C’era l’idea di Dio. Nella città parlavano di Dio ai bambini. Dio aveva creato tutti i mondi, e puniva i malvagi, e quando i buoni morivano li mandava in paradiso. Il paradiso era una casa bellissima dal tetto d’oro dove Meria, la madre di Dio, la madre di tutti, attendeva teneramente le anime dei morti. A Luz quella storia era piaciuta. Da piccola pregava Dio perché facesse accadere o non facesse accadere certe cose, dato che lui poteva fare tutto quello che gli si chiedeva; in seguito aveva immaginato che la madre di Dio e sua madre vivessero nella stessa casa. Ma quando, lì, pensava al paradiso, questo era piccolo e lontano come la città. Non aveva nulla in comune col territorio selvaggio. Lì non c’era Dio: Dio apparteneva alla gente, e dove non c’era la gente non c’era Dio. Anche al funerale di Lev e degli altri avevano parlato di Dio: ma era stato laggiù, laggiù. Lì non c’era nulla di simile. Nessuno aveva creato quel territorio selvaggio, e lì non c’erano né male né bene. Esisteva, semplicemente.

Con un fuscello spinoso tracciò un cerchio nel sabbioso terreno accanto al suo piede, cercando di farlo perfetto. Quel cerchio era un mondo, o un io, o Dio: poteva essere qualunque cosa. Nient’altro, nel territorio disabitato, poteva pensare a un cerchio come quello… Luz pensò al delicato anello d’oro intorno al vetro della bussola. Poiché era umana aveva mente e occhi per concepire l’idea di un cerchio, e un’abile mano per tracciare l’idea. Ma ogni goccia d’acqua che cadeva da una foglia in uno stagno o in una pozzanghera sapeva tracciare un cerchio ancor più perfetto, che fuggiva lontano dal centro: e se l’acqua non avesse avuto confini il cerchio sarebbe fuggito verso l’esterno, per sempre, sempre più lieve, sempre più ampio. Lei non poteva fare ciò che poteva fare ogni goccia d’acqua.

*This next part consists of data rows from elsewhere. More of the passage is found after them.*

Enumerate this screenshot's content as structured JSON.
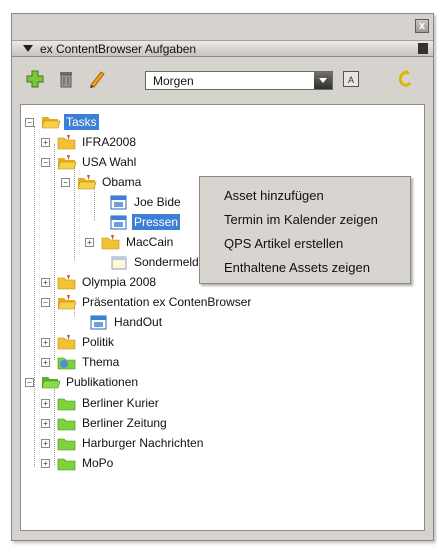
{
  "panel": {
    "title": "ex ContentBrowser Aufgaben",
    "close_glyph": "x"
  },
  "toolbar": {
    "add_icon": "plus-icon",
    "delete_icon": "trash-icon",
    "edit_icon": "pencil-icon",
    "combo_value": "Morgen",
    "filter_icon": "calendar-icon",
    "refresh_icon": "refresh-icon"
  },
  "tree": {
    "tasks": "Tasks",
    "ifra": "IFRA2008",
    "usa_wahl": "USA Wahl",
    "obama": "Obama",
    "joe_biden": "Joe Bide",
    "pressen": "Pressen",
    "maccain": "MacCain",
    "sondermeld": "Sondermeld",
    "olympia": "Olympia 2008",
    "praesentation": "Präsentation  ex ContenBrowser",
    "handout": "HandOut",
    "politik": "Politik",
    "thema": "Thema",
    "publikationen": "Publikationen",
    "berliner_kurier": "Berliner Kurier",
    "berliner_zeitung": "Berliner Zeitung",
    "harburger": "Harburger Nachrichten",
    "mopo": "MoPo"
  },
  "context_menu": {
    "items": [
      "Asset hinzufügen",
      "Termin im Kalender zeigen",
      "QPS Artikel erstellen",
      "Enthaltene Assets zeigen"
    ]
  },
  "colors": {
    "selection": "#3c7fd5",
    "panel": "#d6d3ce",
    "task_folder": "#f2c232",
    "publication_folder": "#7fd13b"
  }
}
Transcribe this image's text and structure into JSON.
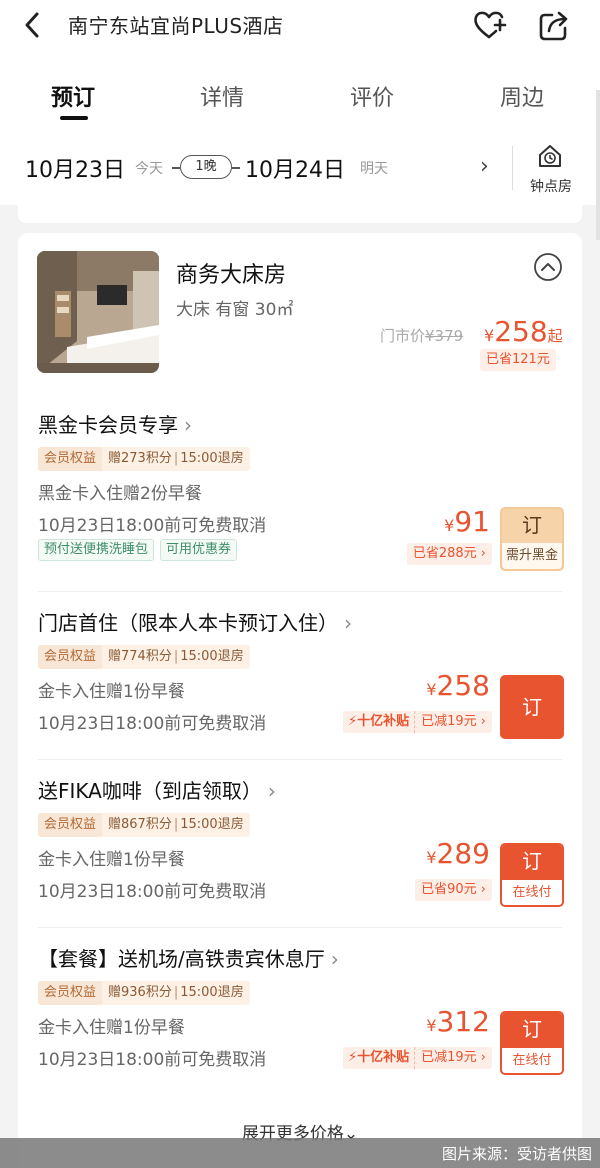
{
  "header": {
    "title": "南宁东站宜尚PLUS酒店"
  },
  "tabs": [
    {
      "label": "预订",
      "active": true
    },
    {
      "label": "详情",
      "active": false
    },
    {
      "label": "评价",
      "active": false
    },
    {
      "label": "周边",
      "active": false
    }
  ],
  "dates": {
    "checkin": "10月23日",
    "checkin_sub": "今天",
    "nights": "1晚",
    "checkout": "10月24日",
    "checkout_sub": "明天",
    "hourly_label": "钟点房"
  },
  "room": {
    "name": "商务大床房",
    "desc": "大床 有窗 30㎡",
    "list_price_label": "门市价",
    "list_price": "¥379",
    "currency": "¥",
    "price": "258",
    "price_suffix": "起",
    "saved": "已省121元"
  },
  "plans": [
    {
      "title": "黑金卡会员专享",
      "tag_a": "会员权益",
      "tag_points": "赠273积分",
      "tag_checkout": "15:00退房",
      "line1": "黑金卡入住赠2份早餐",
      "line2": "10月23日18:00前可免费取消",
      "green_tags": [
        "预付送便携洗睡包",
        "可用优惠券"
      ],
      "currency": "¥",
      "price": "91",
      "saved": "已省288元",
      "book_top": "订",
      "book_bottom": "需升黑金"
    },
    {
      "title": "门店首住（限本人本卡预订入住）",
      "tag_a": "会员权益",
      "tag_points": "赠774积分",
      "tag_checkout": "15:00退房",
      "line1": "金卡入住赠1份早餐",
      "line2": "10月23日18:00前可免费取消",
      "currency": "¥",
      "price": "258",
      "subsidy": "十亿补贴",
      "subsidy_off": "已减19元",
      "book_full": "订"
    },
    {
      "title": "送FIKA咖啡（到店领取）",
      "tag_a": "会员权益",
      "tag_points": "赠867积分",
      "tag_checkout": "15:00退房",
      "line1": "金卡入住赠1份早餐",
      "line2": "10月23日18:00前可免费取消",
      "currency": "¥",
      "price": "289",
      "saved": "已省90元",
      "book_top": "订",
      "book_bottom": "在线付"
    },
    {
      "title": "【套餐】送机场/高铁贵宾休息厅",
      "tag_a": "会员权益",
      "tag_points": "赠936积分",
      "tag_checkout": "15:00退房",
      "line1": "金卡入住赠1份早餐",
      "line2": "10月23日18:00前可免费取消",
      "currency": "¥",
      "price": "312",
      "subsidy": "十亿补贴",
      "subsidy_off": "已减19元",
      "book_top": "订",
      "book_bottom": "在线付"
    }
  ],
  "expand_more": "展开更多价格",
  "watermark": "图片来源：受访者供图",
  "colors": {
    "accent": "#e8542f",
    "member_tag_bg": "#f8e7d6",
    "gold_button": "#f6d3a8",
    "green_tag": "#3e8d6a"
  }
}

Cosa c’era dentro il suo cerchio? Granelli di sabbia, polvere, qualche sassolino, una spina semisepolta, lo stanco volto di Andre, il suono della voce di Southwind, gli occhi di Sasha che erano così simili agli occhi di Lev, l’indolenzimento delle spalle sotto la pressione delle cinghie dello zaino, e la sua paura. Il cerchio non poteva escludere la paura. E la mano cancellò il cerchio, spianando la sabbia, lasciandola com’era e come sarebbe sempre stata dopo che loro fossero ripartiti.

— All’inizio mi sembrava di abbandonare Timmo — disse Southwind, guardandosi la più grossa vescica del piede sinistro. — Quando abbiamo lasciato la casa. L’avevamo costruita io e lui, sai. Avevo l’impressione di lasciarlo per sempre, di abbandonarlo. Ma ora non mi sembra più così. È stato qui che è morto, nei territori disabitati. Non qui, lo so: molto più a nord. Ma non lo sento più terribilmente lontano, come tutto l’autunno, quando vivevo nella nostra casa: mi sembra di essere partita per raggiungerlo. No, non per morire, non è questo che intendo. Ma là pensavo soltanto alla sua morte, e invece qui, mentre camminiamo, penso a lui vivo. Come se fosse con me, ora.

Si erano accampati in una sella ai piedi delle rosse colline, in riva a un vivace ruscello sassoso. Avevano acceso i fuochi, e cucinato, e mangiato; molti si erano già avvolti nelle coperte per dormire. Non era ancora buio, ma faceva così freddo che se non ci si muoveva ci si doveva rannicchiare accanto al fuoco o coprirsi per dormire. Le prime cinque notti non avevano acceso fuochi per timore degl’inseguitori, ed erano state notti desolate: Luz non aveva mai conosciuto una gioia più pura di quando avevano acceso il primo fuoco, in un grande cerchio d’alberi, sul pendio meridionale delle maleterre; e ogni notte quel piacere si ripeteva, il supremo lusso del vitto bollente e del calore. Le tre famiglie con le quali lei e Southwind si accampavano e cucinavano si stavano preparando a passare la notte; il figlio più giovane — il più giovane degli emigranti, un ragazzetto di undici anni — era già raggomitolato nella sua coperta come un pipistrello marsupiale e dormiva profondamente. Luz badava al fuoco, mentre Southwind si curava le vesciche. Sulla riva del ruscello c’erano altri sette fuochi, e il più lontano sembrava la fiamma di una candela nella semioscurità grigioazzurra, una tremula chiazza d’oro. Il mormorio del ruscello copriva il suono delle voci intorno agli altri fuochi.